Reihe I: Lukas 6,27-38
Reihe II: 1. Thessalonicher 5,1-6(7-11)
Reihe III: Psalm 85,1-14
Reihe IV: Lukas 17,20-24(25-30)
Reihe V: Römer 8,18-25
Reihe VI: Micha 4,1-5(7b)

Liedvorschläge

Eingangslied: EG 147 Wachet auf, ruft uns die Stimme
Wochenlied: EG 426 Es wird sein in den letzten Tagen
Predigtlied: EG 430 Gib Frieden, Herr, gib Frieden
Schlusslied: EG 154 Herr, mach uns stark im Mut

Predigttext: Psalm 85,1-14

1 Ein Psalm der Söhne Korach, vorzusingen.
2 Herr, der du bist vormals gnädig gewesen deinem Lande
und hast erlöst die Gefangenen Jakobs;
3 der du die Missetat vormals vergeben hast deinem Volk
und all ihre Sünde bedeckt hast;
4 der du vormals hast all deinen Zorn fahren lassen
und dich abgewandt von der Glut deines Zorns:
5 Hilf uns, Gott, unser Heiland,
und lass ab von deiner Ungnade über uns!
6 Willst du denn ewiglich über uns zürnen
und deinen Zorn walten lassen für und für?
7 Willst du uns denn nicht wieder erquicken,
dass dein Volk sich über dich freuen kann?
8 Herr, zeige uns deine Gnade
und gib uns dein Heil!
9 Könnte ich doch hören,
was Gott der Herr redet,
dass er Frieden zusagte seinem Volk und seinen Heiligen,
auf dass sie nicht in Torheit geraten.
10 Doch ist ja seine Hilfe nahe denen, die ihn fürchten,
dass in unserm Lande Ehre wohne;
11 dass Güte und Wahrheit einander begegnen,
Gerechtigkeit und Friede sich küssen;
12 dass Wahrheit auf der Erde wachse
und Gerechtigkeit vom Himmel schaue;
13 dass uns auch der Herr Gutes tue
und unser Land seine Frucht gebe;
14 dass Gerechtigkeit vor ihm her gehe
Und seinen Schritten folge.

Hinführung

Bei der Perikopenrevision wurde das Thema dieses Sonntags neu gestaltet. Der Sonntag bildet jetzt durch den Wochenspruch und die Lesungen den Auftakt zur Ökumenischen Friedensdekade, die seit 1980 in den zehn Tagen vor Buß- und Bettag begangen wird. Der Sonntag ist als „Friedenssonntag“ im Kirchenjahr gestaltet worden. Der Psalm selbst ist von einer Sprache geprägt, die auf der einen Seite sehr dicht ist, auf der anderen Seite sich aber häufig wiederholt. Die Hörerinnen und Leser werden sicherlich stärker bei den Bildern der zweiten Hälfte haften bleiben, besonders natürlich bei Vers 11. Allerdings bietet genau dieser Vers durch verschiedene Übersetzungsmöglichkeiten der Schlüsselworte auch sehr unterschiedliche Auslegungsmöglichkeiten. Luther übersetzt „Güte und Treue“, es könnte aber auch Güte und Wahrheit heißen, was dann parallel wäre zu „Frieden und Gerechtigkeit“. Aus Güte sagt man manchmal nicht die Wahrheit, die weh tun kann und um des lieben Friedens willen, lässt man manchmal fünfe gerade sein und nimmt Unrecht in Kauf. Wichtig ist auch, dass das hebräische Verb in diesem Satz sowohl „küssen“ als auch „sich bekämpfen“ heißen kann. Ich werde beides in meinem Predigtvorschlag aufnehmen.[1]

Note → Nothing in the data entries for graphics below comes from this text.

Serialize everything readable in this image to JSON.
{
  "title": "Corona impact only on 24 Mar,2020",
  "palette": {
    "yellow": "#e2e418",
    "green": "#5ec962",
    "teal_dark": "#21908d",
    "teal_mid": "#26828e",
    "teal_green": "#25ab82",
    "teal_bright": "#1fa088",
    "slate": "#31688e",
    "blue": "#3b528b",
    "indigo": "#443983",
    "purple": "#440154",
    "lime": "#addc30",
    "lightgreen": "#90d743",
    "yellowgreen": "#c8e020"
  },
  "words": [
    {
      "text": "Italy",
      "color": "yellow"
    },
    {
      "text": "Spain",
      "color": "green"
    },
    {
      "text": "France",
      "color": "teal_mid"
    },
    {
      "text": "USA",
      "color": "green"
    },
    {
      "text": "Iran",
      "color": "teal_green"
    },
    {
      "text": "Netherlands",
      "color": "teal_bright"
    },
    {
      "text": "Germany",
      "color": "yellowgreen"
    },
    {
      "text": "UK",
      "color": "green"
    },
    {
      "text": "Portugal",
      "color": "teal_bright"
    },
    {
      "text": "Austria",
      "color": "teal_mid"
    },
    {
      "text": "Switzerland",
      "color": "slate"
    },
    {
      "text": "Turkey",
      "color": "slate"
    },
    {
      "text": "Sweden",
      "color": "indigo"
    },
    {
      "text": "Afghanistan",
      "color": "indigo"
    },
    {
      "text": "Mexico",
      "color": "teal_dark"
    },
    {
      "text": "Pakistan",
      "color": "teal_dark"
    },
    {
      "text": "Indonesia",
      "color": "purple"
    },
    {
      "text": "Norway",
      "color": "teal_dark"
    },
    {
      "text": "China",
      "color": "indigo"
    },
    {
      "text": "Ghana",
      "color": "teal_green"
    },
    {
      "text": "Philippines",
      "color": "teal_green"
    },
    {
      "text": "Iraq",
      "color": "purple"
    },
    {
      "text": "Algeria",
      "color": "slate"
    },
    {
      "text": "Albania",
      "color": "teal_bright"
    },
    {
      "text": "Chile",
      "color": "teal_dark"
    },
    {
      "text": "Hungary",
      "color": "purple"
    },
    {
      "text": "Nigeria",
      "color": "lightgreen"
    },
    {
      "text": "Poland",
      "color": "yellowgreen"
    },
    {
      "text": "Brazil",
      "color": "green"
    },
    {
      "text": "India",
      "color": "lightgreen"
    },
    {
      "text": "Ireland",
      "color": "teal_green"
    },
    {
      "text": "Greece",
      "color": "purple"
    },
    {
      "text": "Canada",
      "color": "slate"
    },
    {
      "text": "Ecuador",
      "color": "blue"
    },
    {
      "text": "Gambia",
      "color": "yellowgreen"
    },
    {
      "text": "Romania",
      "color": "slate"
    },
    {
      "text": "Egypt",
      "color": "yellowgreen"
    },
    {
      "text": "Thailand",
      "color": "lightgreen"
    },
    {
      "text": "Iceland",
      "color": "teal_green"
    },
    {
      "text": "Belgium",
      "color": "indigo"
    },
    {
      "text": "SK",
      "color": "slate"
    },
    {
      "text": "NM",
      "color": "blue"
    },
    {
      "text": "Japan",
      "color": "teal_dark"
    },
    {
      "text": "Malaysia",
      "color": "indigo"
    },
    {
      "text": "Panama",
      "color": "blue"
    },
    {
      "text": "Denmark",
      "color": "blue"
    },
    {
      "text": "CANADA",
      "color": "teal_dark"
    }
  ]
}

Noch etwas ist für diese Lesepredigt wichtig: Normalerweise versuchen wir ja den biblischen Text mit unserem Leben in Verbindung zu bringen. In diesem Jahr kommt noch etwas Drittes dazu: Nämlich die Zeit, in der die Lesepredigt entstanden ist: Ich schreibe sie im März 2021; die Corona-Pandemie prägt unser Leben jetzt seit einem Jahr. Impfungen und Schnelltests für jeden beginnen gerade; die Einschränkungen des alltäglichen Lebens sind immer noch beträchtlich. Es kann sein, dass das alles im November 2021 wie ein Bericht aus der Vergangenheit wirkt; es kann aber auch sein, dass das alles noch sehr präsent ist. Ich stelle Ihnen daher an verschiedenen Stellen zwei Möglichkeiten zur Auswahl; die Alternative zum unterstrichenen Text steht dann in der Fußnote. Sie müssen entscheiden, was dann im November 2021 zutreffender ist.

Predigt

Liebe Gemeinde,

ein wirklich prall gefüllter Text ist es da, der uns heute begegnet. Da weiß man gar nicht so genau, wo man anfangen und wo man aufhören soll. Da müssen wir heute langsam uns herantasten: An der ein oder anderen wichtigen Stelle bleiben wir auch etwas länger und schauen genauer hin, um die frohe Botschaft zu erkennen. So viel kann ich Ihnen aber schon zu Beginn verraten: Außer Corona und der Pandemie gibt es auch noch andere wichtige Themen. Dieses Jahr, das ja nun auch schon fast wieder vorbei ist, ist ja immer noch geprägt von der Pandemie, die das Leben von vielen umgekrempelt hat. Impfen und Tests haben uns das Licht am Ende des Tunnels sehen lassen, aber es ist immer noch viel zu tun, bis die materiellen und seelischen Schäden heilen können. In vielerlei Hinsicht sind wir zwar schon in der „neuen Normalität“, haben aber immer noch Anpassungsschwierigkeiten[2]. Heute aber werden wir mit der Nase darauf gestoßen, dass es andere ebenso wichtige, lebenswichtige Themen gibt, die wir zum Leben und diese Welt zum Überleben braucht: Güte und Wahrheit, Gerechtigkeit und Friede.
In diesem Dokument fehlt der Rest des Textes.